Although that display was two years prior to the event at Aintree, Butler’s Cabin had the confidence of the bookies, despite an underwhelming 2008/09 campaign in the National Hunt.
He finished fifth in his last outing at the Kim Muir Challenge Cup at Cheltenham Festival and his lack of form was evident as McCoy struggled to guide his charge into contention.
Mon Mome surprised everyone in the field with a brilliant ride as a 100/1 outsider, beating the rest of the field by 12 lengths.
His victory highlighted the difficulty in predicting the National as he lacked form and a previous notable win to enhance his credentials before the meet. The race was Butler's Cabin final act in his professional career.

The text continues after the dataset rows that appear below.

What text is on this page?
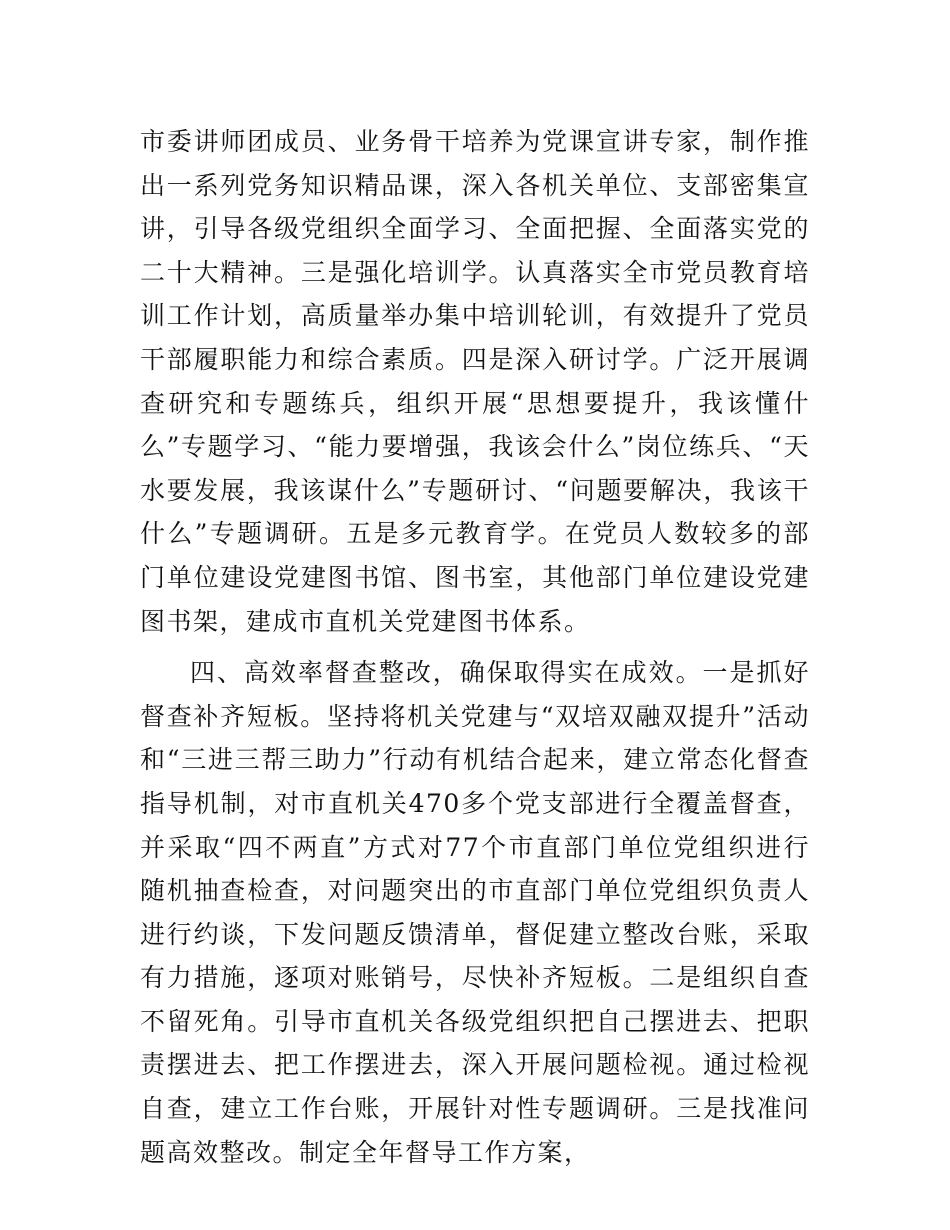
市委讲师团成员、业务骨干培养为党课宣讲专家，制作推出一系列党务知识精品课，深入各机关单位、支部密集宣讲，引导各级党组织全面学习、全面把握、全面落实党的二十大精神。三是强化培训学。认真落实全市党员教育培训工作计划，高质量举办集中培训轮训，有效提升了党员干部履职能力和综合素质。四是深入研讨学。广泛开展调查研究和专题练兵，组织开展“思想要提升，我该懂什么”专题学习、“能力要增强，我该会什么”岗位练兵、“天水要发展，我该谋什么”专题研讨、“问题要解决，我该干什么”专题调研。五是多元教育学。在党员人数较多的部门单位建设党建图书馆、图书室，其他部门单位建设党建图书架，建成市直机关党建图书体系。

四、高效率督查整改，确保取得实在成效。一是抓好督查补齐短板。坚持将机关党建与“双培双融双提升”活动和“三进三帮三助力”行动有机结合起来，建立常态化督查指导机制，对市直机关470多个党支部进行全覆盖督查，并采取“四不两直”方式对77个市直部门单位党组织进行随机抽查检查，对问题突出的市直部门单位党组织负责人进行约谈，下发问题反馈清单，督促建立整改台账，采取有力措施，逐项对账销号，尽快补齐短板。二是组织自查不留死角。引导市直机关各级党组织把自己摆进去、把职责摆进去、把工作摆进去，深入开展问题检视。通过检视自查，建立工作台账，开展针对性专题调研。三是找准问题高效整改。制定全年督导工作方案，
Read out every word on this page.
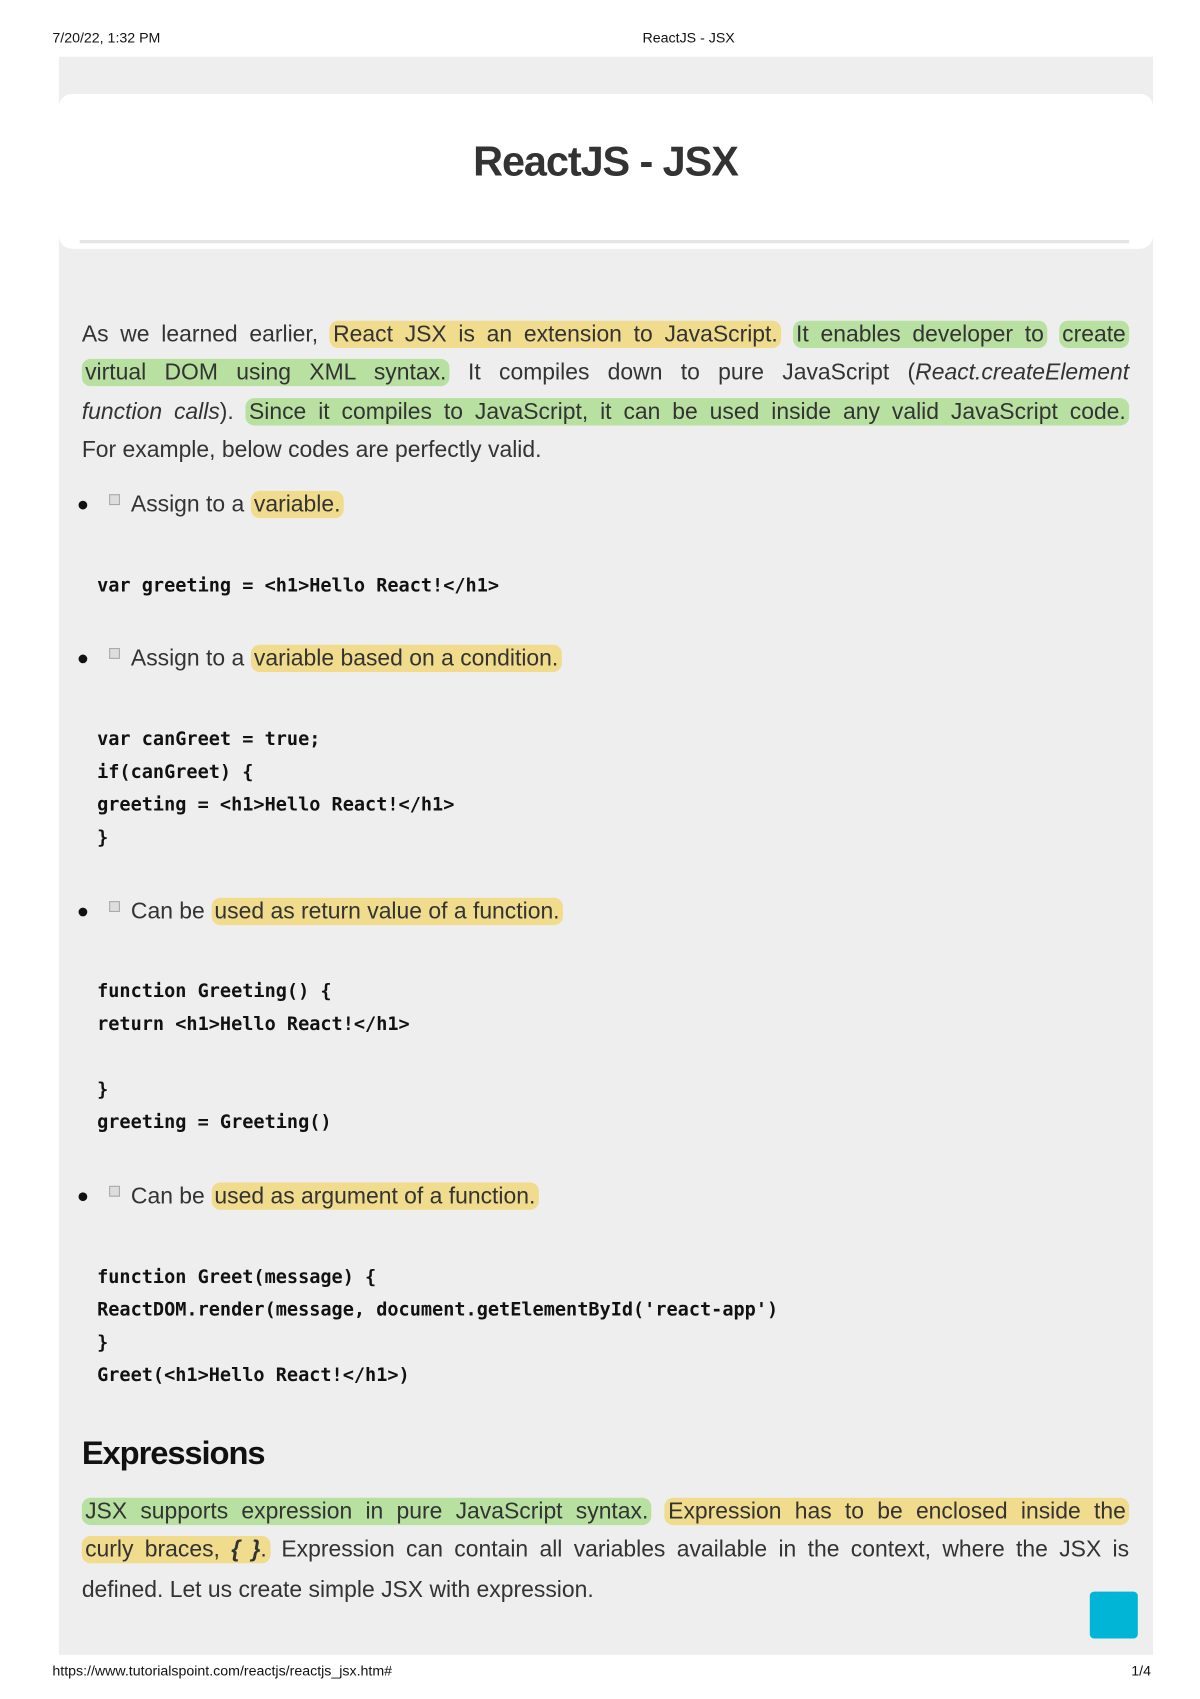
7/20/22, 1:32 PM	ReactJS - JSX
ReactJS - JSX
As we learned earlier, React JSX is an extension to JavaScript. It enables developer to create
virtual DOM using XML syntax. It compiles down to pure JavaScript (React.createElement
function calls). Since it compiles to JavaScript, it can be used inside any valid JavaScript code.
For example, below codes are perfectly valid.
Assign to a variable.
var greeting = <h1>Hello React!</h1>
Assign to a variable based on a condition.
var canGreet = true;
if(canGreet) {
greeting = <h1>Hello React!</h1>
}
Can be used as return value of a function.
function Greeting() {
return <h1>Hello React!</h1>
}
greeting = Greeting()
Can be used as argument of a function.
function Greet(message) {
ReactDOM.render(message, document.getElementById('react-app')
}
Greet(<h1>Hello React!</h1>)
Expressions
JSX supports expression in pure JavaScript syntax. Expression has to be enclosed inside the
curly braces, { }. Expression can contain all variables available in the context, where the JSX is
defined. Let us create simple JSX with expression.
https://www.tutorialspoint.com/reactjs/reactjs_jsx.htm#	1/4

Red Rum was already a legend by the time he arrived for the National in 1975. Ginger McCain’s charge was pursuing his third crown on the bounce; a feat that had never been achieved in the history of the prestigious event.
His first victory two years previously was a slight surprise as he mounted a furious comeback to defeat the Australian thoroughbred Crisp by three-quarters of a length.
Red Rum successfully defended his crown in 1974, although he was not considered the favourite for the race, being considered behind Scout in the sport betting odds.
However, Red Rum was able to dominate the rest of the field to finish ahead of his rival L'Escargot, earning his place in the history of the National.
There was no surprise to see him installed as the favourite for the crown in 1975. It wasn't to be, however, as L'Escargot ended Red Rum’s winning run, denying him the most wins at the event – at the time - by producing a special outing.
The 12-year-old was a fine horse in his own right and only a flawless display was good enough to defeat the legendary Red Rum. L'Escargot had a surge down the stretch to see out the win by 15 lengths, taking his place in the winners’ enclosure.
Of course, Red Rum returned in 1977 to add to a third jewel to his crown, etching his place as the greatest horse in National history. However, he never managed to win the meet as the favourite.
West Tip's first appearance at the National in 1985 ended with a fall at Becher’s Brook.
However, like Hedgehunter, he put his disappointment behind him and returned in 1986 – not as the favourite – to win the event by two lengths ahead of 66/1 outsider Young Driver.
The performance, and his form over the next season, saw him declared as the leading contender in the horse racing betting odds for the race in 1987. West Tip was backed at 5/1 – a narrow price for the National.
Richard Dunwoody kept his charge in contention throughout the race, positioning his horse in the middle of the pack before making his move two fences before the end of the meet. However, he did not have the kick needed to challenge the leaders in the field.
He faded down the stretch on this occasion as Maori Venture took the crown, forcing him to settle for fourth place.
West Tip would finish fourth in 1988 and second in 1989, becoming a legend of Aintree due to the quality of his performances in the National, although he only managed to win it once during his illustrious career and never as the favourite.